For me, the idea of using domestic breeds (or breeds with specific conservation purposes) is pretty intriguing. Anthropogenic influence on the environment has been sufficiently huge that even areas that are largely depopulated now are not close to a "pristine wilderness" (i.e., what they'd look like under a counterfactual history where humans never existed). The herbivores and predators that create habitats are missing, the climate is changing rapidly, etc.

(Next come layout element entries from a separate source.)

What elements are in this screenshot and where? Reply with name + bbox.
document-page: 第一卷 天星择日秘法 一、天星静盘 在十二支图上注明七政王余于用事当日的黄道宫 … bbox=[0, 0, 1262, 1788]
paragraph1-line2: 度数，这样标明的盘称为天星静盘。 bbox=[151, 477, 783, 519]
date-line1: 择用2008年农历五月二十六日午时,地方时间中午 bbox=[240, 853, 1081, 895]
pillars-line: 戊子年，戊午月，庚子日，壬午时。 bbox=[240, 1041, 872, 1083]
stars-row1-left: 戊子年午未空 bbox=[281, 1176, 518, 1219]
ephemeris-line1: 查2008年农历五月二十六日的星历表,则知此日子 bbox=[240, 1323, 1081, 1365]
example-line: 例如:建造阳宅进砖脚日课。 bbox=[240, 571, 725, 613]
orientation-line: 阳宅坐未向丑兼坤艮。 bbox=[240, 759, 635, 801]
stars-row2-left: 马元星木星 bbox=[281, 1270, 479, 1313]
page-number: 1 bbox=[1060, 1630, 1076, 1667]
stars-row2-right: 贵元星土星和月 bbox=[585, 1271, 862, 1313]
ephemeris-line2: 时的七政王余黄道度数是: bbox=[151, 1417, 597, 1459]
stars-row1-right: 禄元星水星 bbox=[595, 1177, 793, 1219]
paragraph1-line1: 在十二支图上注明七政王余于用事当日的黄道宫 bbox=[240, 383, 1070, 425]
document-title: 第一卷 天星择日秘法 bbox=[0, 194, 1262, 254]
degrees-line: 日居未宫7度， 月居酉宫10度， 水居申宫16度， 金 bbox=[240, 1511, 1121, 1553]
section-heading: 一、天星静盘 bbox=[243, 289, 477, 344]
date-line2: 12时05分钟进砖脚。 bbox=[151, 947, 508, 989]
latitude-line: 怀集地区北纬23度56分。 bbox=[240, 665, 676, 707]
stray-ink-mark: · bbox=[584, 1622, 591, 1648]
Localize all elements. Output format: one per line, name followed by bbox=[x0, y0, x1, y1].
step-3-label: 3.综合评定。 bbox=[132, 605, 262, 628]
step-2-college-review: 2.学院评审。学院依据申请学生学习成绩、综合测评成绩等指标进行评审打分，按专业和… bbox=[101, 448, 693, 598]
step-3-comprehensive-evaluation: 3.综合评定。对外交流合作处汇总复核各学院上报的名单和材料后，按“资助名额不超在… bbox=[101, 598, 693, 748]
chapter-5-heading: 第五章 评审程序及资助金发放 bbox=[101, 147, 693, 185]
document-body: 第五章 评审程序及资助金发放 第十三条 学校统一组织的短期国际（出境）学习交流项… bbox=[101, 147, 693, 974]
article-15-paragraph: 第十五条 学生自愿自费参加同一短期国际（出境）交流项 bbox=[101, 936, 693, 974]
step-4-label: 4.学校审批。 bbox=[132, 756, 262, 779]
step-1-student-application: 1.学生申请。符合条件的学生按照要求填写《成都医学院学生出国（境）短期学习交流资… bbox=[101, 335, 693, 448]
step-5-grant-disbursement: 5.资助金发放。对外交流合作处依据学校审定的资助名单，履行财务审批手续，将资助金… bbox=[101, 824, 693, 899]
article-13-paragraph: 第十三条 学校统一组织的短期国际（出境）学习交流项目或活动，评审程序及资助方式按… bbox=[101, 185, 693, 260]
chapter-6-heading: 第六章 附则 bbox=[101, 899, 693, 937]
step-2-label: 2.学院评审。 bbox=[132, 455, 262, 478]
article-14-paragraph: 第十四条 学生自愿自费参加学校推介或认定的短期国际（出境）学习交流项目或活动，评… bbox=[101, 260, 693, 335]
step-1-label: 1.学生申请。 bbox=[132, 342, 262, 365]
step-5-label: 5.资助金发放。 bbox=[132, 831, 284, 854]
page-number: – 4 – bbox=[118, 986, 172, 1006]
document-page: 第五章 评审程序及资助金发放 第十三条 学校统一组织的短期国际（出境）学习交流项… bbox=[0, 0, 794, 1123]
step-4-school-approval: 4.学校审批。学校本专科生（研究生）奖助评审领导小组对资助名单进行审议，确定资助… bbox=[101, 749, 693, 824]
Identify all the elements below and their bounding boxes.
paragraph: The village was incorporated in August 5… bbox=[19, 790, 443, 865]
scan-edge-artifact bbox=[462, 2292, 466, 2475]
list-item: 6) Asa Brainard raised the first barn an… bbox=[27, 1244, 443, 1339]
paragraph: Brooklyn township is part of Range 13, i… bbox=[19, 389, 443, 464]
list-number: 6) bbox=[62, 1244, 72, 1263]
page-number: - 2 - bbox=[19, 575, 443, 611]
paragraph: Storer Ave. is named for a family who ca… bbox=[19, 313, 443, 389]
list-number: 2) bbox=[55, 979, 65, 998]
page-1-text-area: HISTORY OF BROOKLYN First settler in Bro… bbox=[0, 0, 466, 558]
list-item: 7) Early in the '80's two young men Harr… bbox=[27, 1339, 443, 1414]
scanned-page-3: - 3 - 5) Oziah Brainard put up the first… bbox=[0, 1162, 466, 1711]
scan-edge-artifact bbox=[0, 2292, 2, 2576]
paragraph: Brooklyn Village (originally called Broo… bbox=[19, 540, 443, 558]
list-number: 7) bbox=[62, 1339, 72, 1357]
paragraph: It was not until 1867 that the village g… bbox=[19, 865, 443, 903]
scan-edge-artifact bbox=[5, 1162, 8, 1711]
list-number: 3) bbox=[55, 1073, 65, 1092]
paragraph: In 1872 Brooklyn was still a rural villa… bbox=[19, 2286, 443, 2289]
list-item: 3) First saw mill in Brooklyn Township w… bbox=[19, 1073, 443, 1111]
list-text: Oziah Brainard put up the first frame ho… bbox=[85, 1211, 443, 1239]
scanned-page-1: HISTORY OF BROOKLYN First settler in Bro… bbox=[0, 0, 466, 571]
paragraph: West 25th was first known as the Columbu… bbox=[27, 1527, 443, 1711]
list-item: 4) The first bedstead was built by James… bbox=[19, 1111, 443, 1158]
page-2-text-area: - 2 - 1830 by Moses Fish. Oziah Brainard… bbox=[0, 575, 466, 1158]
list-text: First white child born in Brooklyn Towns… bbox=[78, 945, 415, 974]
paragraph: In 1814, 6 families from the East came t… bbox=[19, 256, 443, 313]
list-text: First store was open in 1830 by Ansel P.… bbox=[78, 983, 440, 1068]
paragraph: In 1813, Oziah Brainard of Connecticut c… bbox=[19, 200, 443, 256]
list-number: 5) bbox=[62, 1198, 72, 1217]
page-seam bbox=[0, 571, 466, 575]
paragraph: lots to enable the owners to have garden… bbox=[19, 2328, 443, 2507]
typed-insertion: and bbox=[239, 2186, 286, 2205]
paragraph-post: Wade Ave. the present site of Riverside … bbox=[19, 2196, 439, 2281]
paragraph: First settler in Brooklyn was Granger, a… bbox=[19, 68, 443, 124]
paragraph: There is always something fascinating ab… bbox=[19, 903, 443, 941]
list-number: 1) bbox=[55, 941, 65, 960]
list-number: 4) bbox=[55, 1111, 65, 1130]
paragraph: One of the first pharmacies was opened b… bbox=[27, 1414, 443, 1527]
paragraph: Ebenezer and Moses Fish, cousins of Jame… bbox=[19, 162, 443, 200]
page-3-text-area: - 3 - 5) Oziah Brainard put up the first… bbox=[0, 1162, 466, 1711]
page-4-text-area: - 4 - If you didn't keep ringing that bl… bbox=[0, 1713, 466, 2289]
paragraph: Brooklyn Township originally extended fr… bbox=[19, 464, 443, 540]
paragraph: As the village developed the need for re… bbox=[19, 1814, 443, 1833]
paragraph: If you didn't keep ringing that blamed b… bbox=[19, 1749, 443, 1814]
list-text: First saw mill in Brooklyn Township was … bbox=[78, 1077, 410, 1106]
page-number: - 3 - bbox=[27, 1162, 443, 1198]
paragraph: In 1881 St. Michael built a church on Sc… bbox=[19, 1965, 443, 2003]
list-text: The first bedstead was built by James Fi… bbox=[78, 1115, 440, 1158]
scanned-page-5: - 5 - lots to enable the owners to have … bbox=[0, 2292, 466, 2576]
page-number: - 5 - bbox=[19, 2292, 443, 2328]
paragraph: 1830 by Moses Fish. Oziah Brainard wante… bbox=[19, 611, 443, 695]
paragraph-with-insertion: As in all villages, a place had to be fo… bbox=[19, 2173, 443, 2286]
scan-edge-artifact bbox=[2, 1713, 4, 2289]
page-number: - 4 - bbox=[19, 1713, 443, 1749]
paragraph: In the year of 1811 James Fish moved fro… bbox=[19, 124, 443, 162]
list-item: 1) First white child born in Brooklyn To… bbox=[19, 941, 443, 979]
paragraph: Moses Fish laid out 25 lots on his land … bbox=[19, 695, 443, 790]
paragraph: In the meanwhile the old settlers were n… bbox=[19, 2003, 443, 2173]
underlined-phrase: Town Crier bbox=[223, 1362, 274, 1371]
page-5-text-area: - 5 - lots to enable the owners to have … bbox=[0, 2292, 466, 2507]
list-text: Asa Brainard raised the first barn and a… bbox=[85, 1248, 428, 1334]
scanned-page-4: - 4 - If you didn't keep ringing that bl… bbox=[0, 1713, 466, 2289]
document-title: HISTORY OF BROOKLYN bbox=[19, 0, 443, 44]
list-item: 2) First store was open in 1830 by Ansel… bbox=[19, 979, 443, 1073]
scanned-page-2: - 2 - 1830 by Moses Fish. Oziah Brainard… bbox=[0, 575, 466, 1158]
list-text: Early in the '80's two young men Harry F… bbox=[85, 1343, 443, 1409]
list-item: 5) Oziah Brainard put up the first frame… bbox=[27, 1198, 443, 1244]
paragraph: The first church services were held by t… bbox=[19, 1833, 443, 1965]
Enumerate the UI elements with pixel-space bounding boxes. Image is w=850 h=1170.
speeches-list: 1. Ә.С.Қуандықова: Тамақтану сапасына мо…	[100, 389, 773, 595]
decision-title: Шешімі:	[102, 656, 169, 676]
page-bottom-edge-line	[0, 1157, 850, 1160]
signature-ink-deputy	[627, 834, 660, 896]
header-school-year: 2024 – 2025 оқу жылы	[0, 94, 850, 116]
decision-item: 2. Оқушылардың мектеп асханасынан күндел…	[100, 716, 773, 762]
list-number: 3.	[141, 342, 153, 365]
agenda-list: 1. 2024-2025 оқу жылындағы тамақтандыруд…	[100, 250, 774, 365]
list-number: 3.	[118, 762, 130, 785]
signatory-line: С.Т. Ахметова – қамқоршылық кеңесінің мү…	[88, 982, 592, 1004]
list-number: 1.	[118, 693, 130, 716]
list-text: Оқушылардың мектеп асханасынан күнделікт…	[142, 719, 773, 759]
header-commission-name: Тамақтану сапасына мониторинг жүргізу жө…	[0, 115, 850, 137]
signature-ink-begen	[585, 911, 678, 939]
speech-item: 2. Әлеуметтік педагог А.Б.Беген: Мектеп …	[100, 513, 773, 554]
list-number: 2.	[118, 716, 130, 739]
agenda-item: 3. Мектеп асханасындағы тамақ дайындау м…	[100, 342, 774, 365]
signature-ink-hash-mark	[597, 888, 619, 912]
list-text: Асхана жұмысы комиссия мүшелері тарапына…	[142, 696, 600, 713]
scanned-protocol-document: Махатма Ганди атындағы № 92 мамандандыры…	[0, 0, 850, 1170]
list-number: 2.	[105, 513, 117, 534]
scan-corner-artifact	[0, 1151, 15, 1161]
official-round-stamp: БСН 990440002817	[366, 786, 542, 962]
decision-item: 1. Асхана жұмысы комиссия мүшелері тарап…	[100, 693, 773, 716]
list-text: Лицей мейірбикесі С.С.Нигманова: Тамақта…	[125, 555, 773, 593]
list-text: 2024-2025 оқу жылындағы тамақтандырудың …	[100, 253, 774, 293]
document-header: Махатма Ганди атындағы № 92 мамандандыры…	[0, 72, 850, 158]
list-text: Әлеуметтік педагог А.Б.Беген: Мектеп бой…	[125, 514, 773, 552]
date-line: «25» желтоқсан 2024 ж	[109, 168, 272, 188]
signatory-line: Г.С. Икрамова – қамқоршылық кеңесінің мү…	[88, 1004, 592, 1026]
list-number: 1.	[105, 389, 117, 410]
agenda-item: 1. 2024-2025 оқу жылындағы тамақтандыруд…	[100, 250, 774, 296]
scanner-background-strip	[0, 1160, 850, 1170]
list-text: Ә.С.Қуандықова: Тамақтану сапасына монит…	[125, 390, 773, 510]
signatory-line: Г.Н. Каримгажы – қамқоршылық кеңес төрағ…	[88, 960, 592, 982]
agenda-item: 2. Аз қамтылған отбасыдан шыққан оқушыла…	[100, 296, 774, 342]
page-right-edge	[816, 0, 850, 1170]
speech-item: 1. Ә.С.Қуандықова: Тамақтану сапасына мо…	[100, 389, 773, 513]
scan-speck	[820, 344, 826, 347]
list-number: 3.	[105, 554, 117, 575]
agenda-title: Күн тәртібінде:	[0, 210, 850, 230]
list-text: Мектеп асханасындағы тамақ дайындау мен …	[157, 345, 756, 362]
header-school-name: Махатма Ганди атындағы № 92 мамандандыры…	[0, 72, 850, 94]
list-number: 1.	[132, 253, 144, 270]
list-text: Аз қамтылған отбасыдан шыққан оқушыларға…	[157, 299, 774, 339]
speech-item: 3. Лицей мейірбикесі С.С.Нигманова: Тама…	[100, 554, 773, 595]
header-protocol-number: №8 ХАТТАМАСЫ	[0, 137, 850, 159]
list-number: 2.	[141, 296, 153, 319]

So the choice is really between active management versus accepting the consequences of ancestral actions.
If we decide we'd like the tundra to look more like it did in the Pleistocene, using a mix of ancient and modern species with roughly the right phenotypes seems sensible enough. Given that the Arctic is experiencing the fastest rates of climate change, and will continue to do so, if there's something about these Pleistocene-style ecosystems that helps with ecological adaptation to change - for instance, by promoting nutrient cycling or habitat diversity - than crack on, I say.